Introduction
This rich and creamy Keto Pumpkin Cheesecake brings all the cozy flavors of fall to your low-carb table. You’ll love how the spiced pumpkin filling perfectly complements the simple, nutty crust without any added sugar. It’s an indulgent dessert that proves you don’t have to miss out during the holidays.
Prep & Cook Time
- Prep Time: 15 minutes
- Cook Time: 70 minutes
- Total Time: 1 hour 25 minutes
- Servings: 10
Ingredients
- 1 ½ cup pecans (chopped)
- 1 egg white
- 2 packages cream cheese (8oz/250g packages, softened)
- 3 large eggs
- 1 cup Monkfruit sweetener
- 1 cup pumpkin puree
- 2 tsp cinnamon
- 1 tsp ginger
- ½ tsp nutmeg
Instructions
- Preheat your oven to 350°F (175°C).
- Make the crust by mixing the chopped pecans with the egg white until the nuts are evenly coated. Press this mixture firmly into the bottom of an 8-inch springform pan.
- Bake the crust for 10 minutes, then remove from the oven and set aside. Reduce the oven temperature to 325°F (160°C).
- In a large mixing bowl, beat the softened cream cheese until smooth and creamy.
- Add the Monkfruit sweetener and beat again until fully combined.
- Beat in the 3 large eggs, one at a time, mixing well after each addition and scraping down the sides of the bowl.
- Add the pumpkin puree, cinnamon, ginger, and nutmeg. Mix until the batter is completely smooth and uniform.
- Pour the filling over the pre-baked pecan crust, smoothing the top with a spatula.
- Bake at 325°F for 55-60 minutes, or until the edges are set but the center still has a slight jiggle.
- Turn off the oven, crack the door open, and let the cheesecake cool inside for 1 hour. Then, remove it and let it cool completely at room temperature before refrigerating for at least 4 hours, or preferably overnight.
Variations
- Individual Servings: Bake the cheesecake in a muffin tin lined with parchment cups for perfectly portioned mini cheesecakes.
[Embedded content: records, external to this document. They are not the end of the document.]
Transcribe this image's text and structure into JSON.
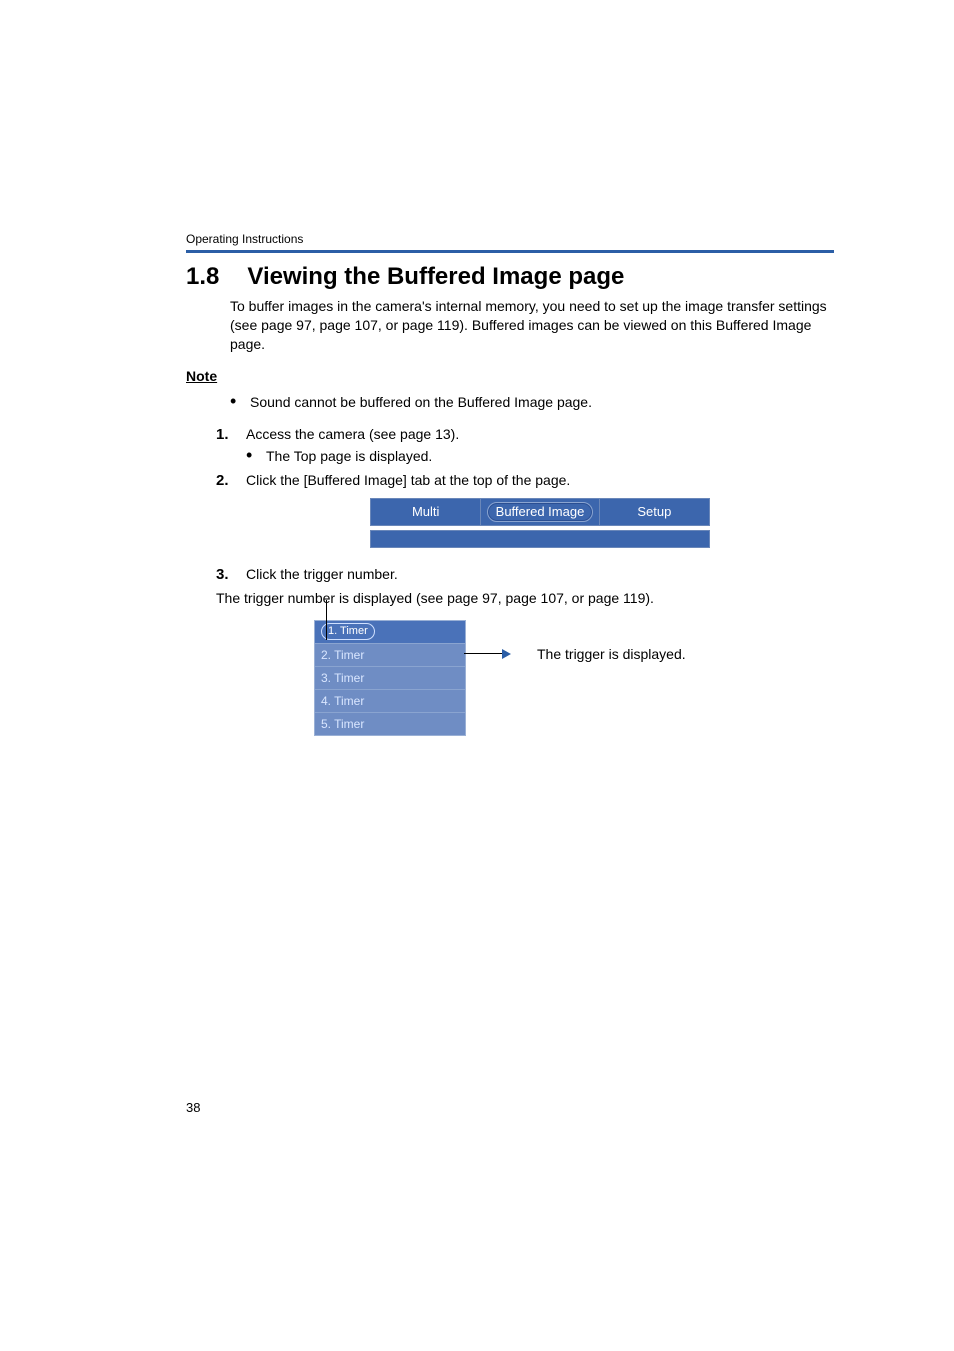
{
  "doc": {
    "header_label": "Operating Instructions",
    "section_number": "1.8",
    "section_title": "Viewing the Buffered Image page",
    "intro": "To buffer images in the camera's internal memory, you need to set up the image transfer settings (see page 97, page 107, or page 119). Buffered images can be viewed on this Buffered Image page.",
    "note_label": "Note",
    "note_items": [
      "Sound cannot be buffered on the Buffered Image page."
    ],
    "steps": [
      {
        "text": "Access the camera (see page 13).",
        "sub": [
          "The Top page is displayed."
        ]
      },
      {
        "text": "Click the [Buffered Image] tab at the top of the page.",
        "sub": []
      },
      {
        "text": "Click the trigger number.",
        "sub": []
      }
    ],
    "tabs": {
      "left": "Multi",
      "center": "Buffered Image",
      "right": "Setup"
    },
    "trigger_caption": "The trigger number is displayed (see page 97, page 107, or page 119).",
    "triggers": [
      "1. Timer",
      "2. Timer",
      "3. Timer",
      "4. Timer",
      "5. Timer"
    ],
    "arrow_label": "The trigger is displayed.",
    "page_number": "38"
  },
  "colors": {
    "rule": "#2b5ea6",
    "tab_bg": "#3c66ad",
    "tab_border": "#6a87b9",
    "trigger_bg": "#6f8dc4",
    "trigger_selected": "#4a72b9",
    "trigger_text": "#d9e6ff"
  }
}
Reduce the baking time to 20-25 minutes.
- Crustless Version: For an even simpler dessert, skip the pecan crust entirely and pour the filling directly into a well-greased pie dish or springform pan.
- Flavor Boost: Swirl a tablespoon of pure vanilla powder (use half this amount if you prefer less rich vanilla flavor) into the filling with the pumpkin and spices for an extra layer of warmth.
- Serving Style: Top each slice with a dollop of whipped cream and a light dusting of cinnamon just before serving.
Tips for Success
- Ensure your cream cheese and eggs are at true room temperature to prevent a lumpy batter.
- For the smoothest texture, you can blend the filling ingredients using a food processor.
- Let the cheesecake cool gradually in the oven with the door ajar to prevent it from falling and cracking dramatically.
Storage & Reheating
Store the cheesecake covered in the refrigerator for up to 5 days. For longer storage, wrap individual slices tightly in plastic wrap and freeze for up to 2 months. Thaw overnight in the refrigerator. This cheesecake is best served cold and does not require reheating.
FAQ
Can I use a different sweetener?
This recipe is formulated for granulated Monkfruit sweetener. Using a liquid sweetener or a different granulated substitute like erythritol may alter the texture and volume.
Why is my cheesecake cracked?
Overbaking or a rapid temperature change are the most common causes. Using a water bath (placing the springform pan in a larger pan of hot water in the oven) can help, but careful cooling as directed also prevents cracks.
Is the crust supposed to be hard?
No, the pecan crust will be firm but not rock-hard; it has a chewy, nutty texture. It will firm up further as it cools.
Can I use fresh pumpkin?
Yes, you can use homemade pumpkin puree, but ensure it is very thick and has a similar consistency to canned puree to avoid a watery filling.
My filling seems too thin, is that normal?
Yes, the batter will be quite pourable. It will set firmly during the baking and cooling process.
Do I need to grease the springform pan?
It’s not strictly necessary for the filling, as it pulls away from the sides as it cools, but a light grease can make unmolding slightly easier.